Funeral Etiquette: Writing a Humorous Obituary or Giving a Funny Eulogy
Everyone deals with grief in a different way. During funeral planning and in the difficult days that follow, some people turn to family for comfort. Others mourn in a visible and open manner with anyone willing to listen. And some internalize their grief, coming to terms with their loss on their own terms.
Humor is also a common coping mechanism—especially if you shared the kind of relationship with the deceased where laughter and good times prevailed. While there is nothing wrong with focusing on the positive at a funeral (or in sharing the happy memories that bring tears and laughter to the surface in equal proportions), it is not always appropriate to include humor in a eulogy or obituary.
When is Funeral Humor Okay?
Humor at a funeral is acceptable as long as it is offered in moderation. Now is not the time to revive your stand-up comedy routine, and stories about the deceased that are in bad taste (anything you would not say in front of your grandmother) should probably be left for the after party. The goal of a eulogy is not to entertain the crowd, no matter how much they might be in need of a good laugh.
Instead, use the eulogy or obituary as a way to honor the deceased.
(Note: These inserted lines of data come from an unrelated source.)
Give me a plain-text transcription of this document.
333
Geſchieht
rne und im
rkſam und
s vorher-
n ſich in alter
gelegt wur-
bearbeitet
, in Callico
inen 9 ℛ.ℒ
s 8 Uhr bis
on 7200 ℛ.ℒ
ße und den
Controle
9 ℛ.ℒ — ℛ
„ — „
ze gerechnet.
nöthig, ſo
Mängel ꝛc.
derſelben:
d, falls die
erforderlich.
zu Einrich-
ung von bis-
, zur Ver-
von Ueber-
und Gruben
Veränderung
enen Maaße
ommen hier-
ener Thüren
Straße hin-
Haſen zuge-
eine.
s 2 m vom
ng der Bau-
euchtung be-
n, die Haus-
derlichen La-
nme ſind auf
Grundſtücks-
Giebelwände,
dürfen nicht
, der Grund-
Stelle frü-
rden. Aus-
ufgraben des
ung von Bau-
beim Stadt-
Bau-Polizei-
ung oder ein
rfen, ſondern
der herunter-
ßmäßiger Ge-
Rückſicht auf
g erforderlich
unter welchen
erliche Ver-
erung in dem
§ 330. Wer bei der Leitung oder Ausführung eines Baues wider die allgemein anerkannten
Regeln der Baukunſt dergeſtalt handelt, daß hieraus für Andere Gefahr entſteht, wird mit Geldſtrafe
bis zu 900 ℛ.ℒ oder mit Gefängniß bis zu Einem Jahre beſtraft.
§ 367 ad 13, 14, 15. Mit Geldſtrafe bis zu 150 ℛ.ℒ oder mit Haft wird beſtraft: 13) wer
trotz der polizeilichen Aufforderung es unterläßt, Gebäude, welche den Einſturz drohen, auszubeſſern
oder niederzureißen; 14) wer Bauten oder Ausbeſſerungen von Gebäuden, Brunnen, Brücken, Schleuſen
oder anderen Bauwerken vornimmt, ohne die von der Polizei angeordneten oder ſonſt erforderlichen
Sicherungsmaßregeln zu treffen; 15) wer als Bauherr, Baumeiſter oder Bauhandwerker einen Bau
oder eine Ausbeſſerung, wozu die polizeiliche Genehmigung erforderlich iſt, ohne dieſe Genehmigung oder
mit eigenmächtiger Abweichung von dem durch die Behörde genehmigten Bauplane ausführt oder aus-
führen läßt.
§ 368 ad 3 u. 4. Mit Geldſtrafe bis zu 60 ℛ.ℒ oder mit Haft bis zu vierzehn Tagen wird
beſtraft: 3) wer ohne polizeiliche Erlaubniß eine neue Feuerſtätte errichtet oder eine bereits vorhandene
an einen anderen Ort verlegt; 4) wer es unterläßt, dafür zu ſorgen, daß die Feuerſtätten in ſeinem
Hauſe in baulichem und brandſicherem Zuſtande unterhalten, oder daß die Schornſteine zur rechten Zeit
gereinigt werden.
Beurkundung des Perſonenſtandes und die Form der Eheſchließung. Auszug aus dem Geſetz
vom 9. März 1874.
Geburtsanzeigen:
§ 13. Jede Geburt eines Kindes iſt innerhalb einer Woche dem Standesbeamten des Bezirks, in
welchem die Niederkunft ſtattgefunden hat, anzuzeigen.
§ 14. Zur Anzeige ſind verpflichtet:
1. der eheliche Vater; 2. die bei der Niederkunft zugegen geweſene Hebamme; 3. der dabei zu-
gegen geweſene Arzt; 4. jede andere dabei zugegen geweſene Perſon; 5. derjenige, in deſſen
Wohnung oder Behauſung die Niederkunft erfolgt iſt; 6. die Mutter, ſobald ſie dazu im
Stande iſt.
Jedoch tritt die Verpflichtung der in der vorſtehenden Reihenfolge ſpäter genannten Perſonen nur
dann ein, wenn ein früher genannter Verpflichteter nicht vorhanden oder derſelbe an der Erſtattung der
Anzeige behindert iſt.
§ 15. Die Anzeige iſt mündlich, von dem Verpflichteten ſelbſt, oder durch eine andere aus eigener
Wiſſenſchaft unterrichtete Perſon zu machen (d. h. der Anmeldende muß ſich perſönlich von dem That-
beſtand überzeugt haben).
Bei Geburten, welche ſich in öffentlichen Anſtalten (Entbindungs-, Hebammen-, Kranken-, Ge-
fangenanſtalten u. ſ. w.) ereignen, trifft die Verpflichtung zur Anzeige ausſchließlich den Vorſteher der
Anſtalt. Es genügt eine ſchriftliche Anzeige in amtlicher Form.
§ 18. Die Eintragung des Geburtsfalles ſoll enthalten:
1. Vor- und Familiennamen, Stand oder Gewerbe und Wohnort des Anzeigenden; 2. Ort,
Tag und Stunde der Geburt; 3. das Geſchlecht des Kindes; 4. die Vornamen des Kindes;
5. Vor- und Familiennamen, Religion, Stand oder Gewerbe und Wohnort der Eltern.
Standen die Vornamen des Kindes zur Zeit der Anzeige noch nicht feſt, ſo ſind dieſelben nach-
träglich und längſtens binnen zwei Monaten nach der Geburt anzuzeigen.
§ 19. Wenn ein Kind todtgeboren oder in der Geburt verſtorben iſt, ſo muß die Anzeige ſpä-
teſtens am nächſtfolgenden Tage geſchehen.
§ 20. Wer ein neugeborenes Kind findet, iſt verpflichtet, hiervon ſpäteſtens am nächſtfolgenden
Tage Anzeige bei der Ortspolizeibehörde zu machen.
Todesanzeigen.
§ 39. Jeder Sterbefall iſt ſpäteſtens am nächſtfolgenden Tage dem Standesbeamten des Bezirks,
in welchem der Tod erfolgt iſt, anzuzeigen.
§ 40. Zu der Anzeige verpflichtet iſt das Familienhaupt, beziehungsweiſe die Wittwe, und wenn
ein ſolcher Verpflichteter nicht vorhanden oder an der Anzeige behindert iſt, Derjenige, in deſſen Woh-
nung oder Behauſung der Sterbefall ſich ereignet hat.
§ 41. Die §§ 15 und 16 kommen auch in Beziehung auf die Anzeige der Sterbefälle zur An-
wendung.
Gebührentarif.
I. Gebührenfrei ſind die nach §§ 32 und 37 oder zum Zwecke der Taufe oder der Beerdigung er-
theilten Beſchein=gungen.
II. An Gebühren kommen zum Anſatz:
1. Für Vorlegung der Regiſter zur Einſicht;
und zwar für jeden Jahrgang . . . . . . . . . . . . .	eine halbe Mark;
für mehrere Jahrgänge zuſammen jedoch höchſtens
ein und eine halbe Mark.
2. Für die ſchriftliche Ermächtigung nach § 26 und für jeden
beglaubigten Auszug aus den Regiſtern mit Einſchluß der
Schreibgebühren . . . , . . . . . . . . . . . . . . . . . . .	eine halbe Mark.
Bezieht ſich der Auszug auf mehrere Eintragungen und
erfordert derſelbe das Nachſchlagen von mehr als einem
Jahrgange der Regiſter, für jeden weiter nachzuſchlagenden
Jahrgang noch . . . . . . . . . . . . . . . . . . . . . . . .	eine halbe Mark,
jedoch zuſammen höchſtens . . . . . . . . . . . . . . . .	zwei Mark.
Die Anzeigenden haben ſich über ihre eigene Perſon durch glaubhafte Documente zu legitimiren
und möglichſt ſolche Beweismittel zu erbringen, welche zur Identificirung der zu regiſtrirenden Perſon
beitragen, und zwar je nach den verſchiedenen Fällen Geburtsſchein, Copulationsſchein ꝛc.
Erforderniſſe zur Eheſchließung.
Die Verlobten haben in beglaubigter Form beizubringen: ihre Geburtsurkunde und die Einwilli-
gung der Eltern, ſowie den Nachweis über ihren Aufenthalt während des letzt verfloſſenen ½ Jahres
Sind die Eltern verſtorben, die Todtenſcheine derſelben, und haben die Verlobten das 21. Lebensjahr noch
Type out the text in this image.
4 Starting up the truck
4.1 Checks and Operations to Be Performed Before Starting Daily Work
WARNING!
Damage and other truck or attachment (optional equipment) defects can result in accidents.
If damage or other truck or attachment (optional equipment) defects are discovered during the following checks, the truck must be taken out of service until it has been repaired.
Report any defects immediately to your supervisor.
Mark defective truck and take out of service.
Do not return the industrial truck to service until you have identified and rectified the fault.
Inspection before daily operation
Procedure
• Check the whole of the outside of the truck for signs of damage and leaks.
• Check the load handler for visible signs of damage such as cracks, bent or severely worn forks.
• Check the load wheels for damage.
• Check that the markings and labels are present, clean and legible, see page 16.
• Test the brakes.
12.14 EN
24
If there are humorous stories you would like to share, offer them alongside more sentimental tributes about the way he or she touched your life. That epic weekend trip where your grandfather fell off the fishing boat and had to swim to shore? Go ahead and mention it, but also share how important those weekends away were in shaping your life. Did your sister love to sing but couldn’t carry a tune? Go ahead and talk about the disastrous karaoke night—but temper it by sharing how much you’re going to miss hearing the sound of her voice.
In short, humor at funerals is all about finding a balance. The good with the bad, the funny with the memorable. Try not to veer too far off topic, and you should be fine.
Writing a Humorous Obituary/Eulogy
It is also a good idea to write everything down ahead of time and to run your thoughts by at least one other person who was close to the deceased. This extra pair of eyes can go a long way in ensuring that your humor is appropriate and that you are not going to offend any relatives or friends who may be in attendance.
You should also allow your speech or obituary to sit for a few days before you air it. During funeral planning and the initial stages of grief, your best friend is time. Allow your thoughts to simmer before they become public, and try to look at everything with fresh eyes.
Humor can help you (and many others) cope with your loss, and the right amount can take away much of the pain of grief. As in all things related to funeral planning, however, it is all about being in good taste and remembering the deceased above all else.